As previously mentioned, these player’s games were eerily similar. You knew every time you had to play the Spurs or Knicks, you would be entering the paint at your own risk. By taking a look at the per game statistics you can see how evenly matched they were. Robinson barely one-upped Ewing in every category except for free throw percentage, where he was only .4% away. This is where the twilight of Ewing’s career came back to haunt him. It is nearly impossible to put up the same numbers at age 39 as you did while you were in your prime. If Ewing never suited up in those hideous green and red Sonics jerseys, or dabbled with the Orlando Magic for a year, then it is quite possible that their per-game averages would be much more similar.
Despite Ewing’s marks on the all-time list, Robinson put together the better quality of stats. Had the Admiral played 196 more games, according to his averages he would have 588 more blocks, 4,135 more points and 2,077 more rebounds. This would be enough to get him to second all-time in blocks, 17th all-time in rebounds, and once again one-upping Ewing to 15th all-time in points.
Advantage: David Robinson
Ewing (1989-90): 28.6 points, 10.9 rebounds, 2.2 assists, 1.0 steals, 4.0 blocks, 55.1%
FG%, 77.5% FT%,
Robinson (1994-95): 27.6 points, 10.8 rebounds, 2.9 assists, 1.7 steals, 3.2 blocks, 53.0% FG%, 77.4% FT%
With so many magnificent seasons to choose from, picking the best year from each of these two Hall of Fame careers was not a simple task.

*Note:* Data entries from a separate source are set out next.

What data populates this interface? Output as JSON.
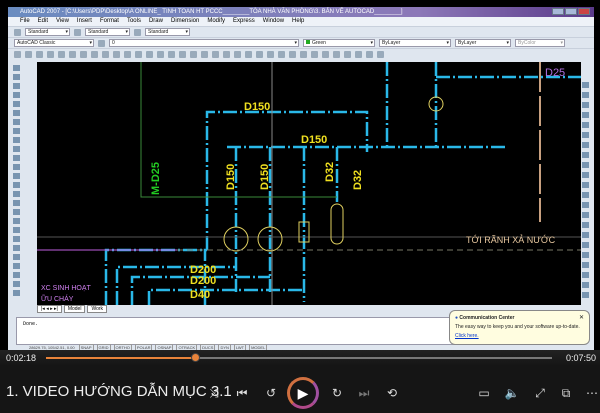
{
  "autocad": {
    "title": "AutoCAD 2007 - [C:\\Users\\PDP\\Desktop\\A ONLINE_ TINH TOAN HT PCCC________TÒA NHÀ VĂN PHÒNG\\3. BẢN VẼ AUTOCAD________]",
    "menu": [
      "File",
      "Edit",
      "View",
      "Insert",
      "Format",
      "Tools",
      "Draw",
      "Dimension",
      "Modify",
      "Express",
      "Window",
      "Help"
    ],
    "toolbar1": {
      "text_style": "Standard",
      "dim_style": "Standard",
      "table_style": "Standard"
    },
    "toolbar2": {
      "workspace": "AutoCAD Classic",
      "layer": "0",
      "color": "Green",
      "color_swatch": "#22aa22",
      "linetype": "ByLayer",
      "lineweight": "ByLayer",
      "plotstyle": "ByColor"
    },
    "drawing": {
      "labels": {
        "d150a": "D150",
        "d150b": "D150",
        "d150v1": "D150",
        "d150v2": "D150",
        "d32a": "D32",
        "d32b": "D32",
        "md25": "M-D25",
        "d25": "D25",
        "d200a": "D200",
        "d200b": "D200",
        "d40": "D40",
        "drain": "TỚI RÃNH XẢ NƯỚC",
        "sinhhoat": "XC SINH HOẠT",
        "chay": "ỮU CHÁY"
      },
      "colors": {
        "pipe": "#2ab8e8",
        "label": "#f0e020",
        "green": "#22cc22",
        "magenta": "#c060e0"
      }
    },
    "tabs": [
      "Model",
      "Work"
    ],
    "command": "Done.",
    "status": {
      "coords": "28629.75, 10542.51, 0.00",
      "toggles": [
        "SNAP",
        "GRID",
        "ORTHO",
        "POLAR",
        "OSNAP",
        "OTRACK",
        "DUCS",
        "DYN",
        "LWT",
        "MODEL"
      ]
    },
    "balloon": {
      "title": "Communication Center",
      "body": "The easy way to keep you and your software up-to-date.",
      "link": "Click here."
    }
  },
  "player": {
    "elapsed": "0:02:18",
    "total": "0:07:50",
    "progress": 0.294,
    "title": "1. VIDEO HƯỚNG DẪN MỤC 3.1",
    "accent": "#e8833a",
    "buttons": {
      "shuffle": "⤨",
      "prev": "⏮",
      "back10": "↺",
      "play": "▶",
      "fwd30": "↻",
      "next": "⏭",
      "repeat": "⟲",
      "captions": "▭",
      "volume": "🔈",
      "fullscreen": "⤢",
      "miniplayer": "⧉",
      "more": "⋯"
    }
  }
}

Ewing’s best season witnessed him play a full 82-game slate and average a career high 4.0 blocks. That year, the Ewing-led Knicks finished 3rd in their division, earning them the 5th seed and a first round matchup against the majestic Boston Celtics. After falling down 2-0, the Knicks stormed back to win the five game series, riding 27-year-old Ewing’s playoff averages of 29.4 points and 10.5 rebounds. The eventual NBA champion Detroit Pistons then ousted the Knicks in the next round, but despite this disappointment, Ewing had an MVP-caliber season.

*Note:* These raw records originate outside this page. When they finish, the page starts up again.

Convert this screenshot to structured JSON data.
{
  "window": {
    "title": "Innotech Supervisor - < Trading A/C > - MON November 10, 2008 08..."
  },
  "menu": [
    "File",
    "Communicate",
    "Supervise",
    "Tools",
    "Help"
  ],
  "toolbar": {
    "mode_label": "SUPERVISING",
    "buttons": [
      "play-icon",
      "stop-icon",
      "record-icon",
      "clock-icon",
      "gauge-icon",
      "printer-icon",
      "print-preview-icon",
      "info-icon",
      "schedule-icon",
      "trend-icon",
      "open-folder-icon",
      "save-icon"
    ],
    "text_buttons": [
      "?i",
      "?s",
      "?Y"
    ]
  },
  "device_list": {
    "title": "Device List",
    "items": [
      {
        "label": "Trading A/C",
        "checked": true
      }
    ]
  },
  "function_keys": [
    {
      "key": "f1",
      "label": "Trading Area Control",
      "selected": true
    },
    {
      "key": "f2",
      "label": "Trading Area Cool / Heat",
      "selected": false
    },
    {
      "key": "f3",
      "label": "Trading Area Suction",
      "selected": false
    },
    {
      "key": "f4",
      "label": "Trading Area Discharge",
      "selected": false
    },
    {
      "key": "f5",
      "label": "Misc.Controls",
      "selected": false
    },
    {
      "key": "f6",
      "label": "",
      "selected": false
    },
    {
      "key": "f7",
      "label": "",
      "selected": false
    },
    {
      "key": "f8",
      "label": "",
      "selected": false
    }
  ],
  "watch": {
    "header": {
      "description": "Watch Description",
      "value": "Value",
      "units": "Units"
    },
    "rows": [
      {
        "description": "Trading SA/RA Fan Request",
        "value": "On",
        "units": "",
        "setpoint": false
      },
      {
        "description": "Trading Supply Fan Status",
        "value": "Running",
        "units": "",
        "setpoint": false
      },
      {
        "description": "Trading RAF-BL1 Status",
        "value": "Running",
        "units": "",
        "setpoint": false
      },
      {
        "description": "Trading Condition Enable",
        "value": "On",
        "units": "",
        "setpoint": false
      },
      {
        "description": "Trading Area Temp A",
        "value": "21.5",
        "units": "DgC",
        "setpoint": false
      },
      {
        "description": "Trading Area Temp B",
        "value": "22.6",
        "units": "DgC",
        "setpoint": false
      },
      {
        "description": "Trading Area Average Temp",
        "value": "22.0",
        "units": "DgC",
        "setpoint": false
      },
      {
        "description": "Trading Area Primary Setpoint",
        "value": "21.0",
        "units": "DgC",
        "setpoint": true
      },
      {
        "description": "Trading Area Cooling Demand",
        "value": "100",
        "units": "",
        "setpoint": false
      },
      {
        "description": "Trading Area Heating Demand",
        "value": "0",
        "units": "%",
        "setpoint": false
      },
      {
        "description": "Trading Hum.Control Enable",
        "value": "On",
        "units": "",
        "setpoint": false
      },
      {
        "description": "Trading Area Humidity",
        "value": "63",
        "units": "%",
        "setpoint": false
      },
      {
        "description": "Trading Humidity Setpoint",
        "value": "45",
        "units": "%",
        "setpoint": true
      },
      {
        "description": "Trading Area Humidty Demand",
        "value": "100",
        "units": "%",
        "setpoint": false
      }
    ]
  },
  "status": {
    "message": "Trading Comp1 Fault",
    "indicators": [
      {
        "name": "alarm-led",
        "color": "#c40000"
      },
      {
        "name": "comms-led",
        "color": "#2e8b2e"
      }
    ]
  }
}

David Robinson’s only MVP season came in 1994-95. Led by Robinson, the Spurs achieved a then-best franchise record at 62-20. Obtaining a No. 1 seed, the Spurs breezed through the Nuggets in the first round and took down the Lakers in six the next round before being dropped by Olajuwon and the Houston Rockets in the Western Conference Finals.
Because the only MVP between these two studs went to Robinson, we have to give him the nod in the best year department.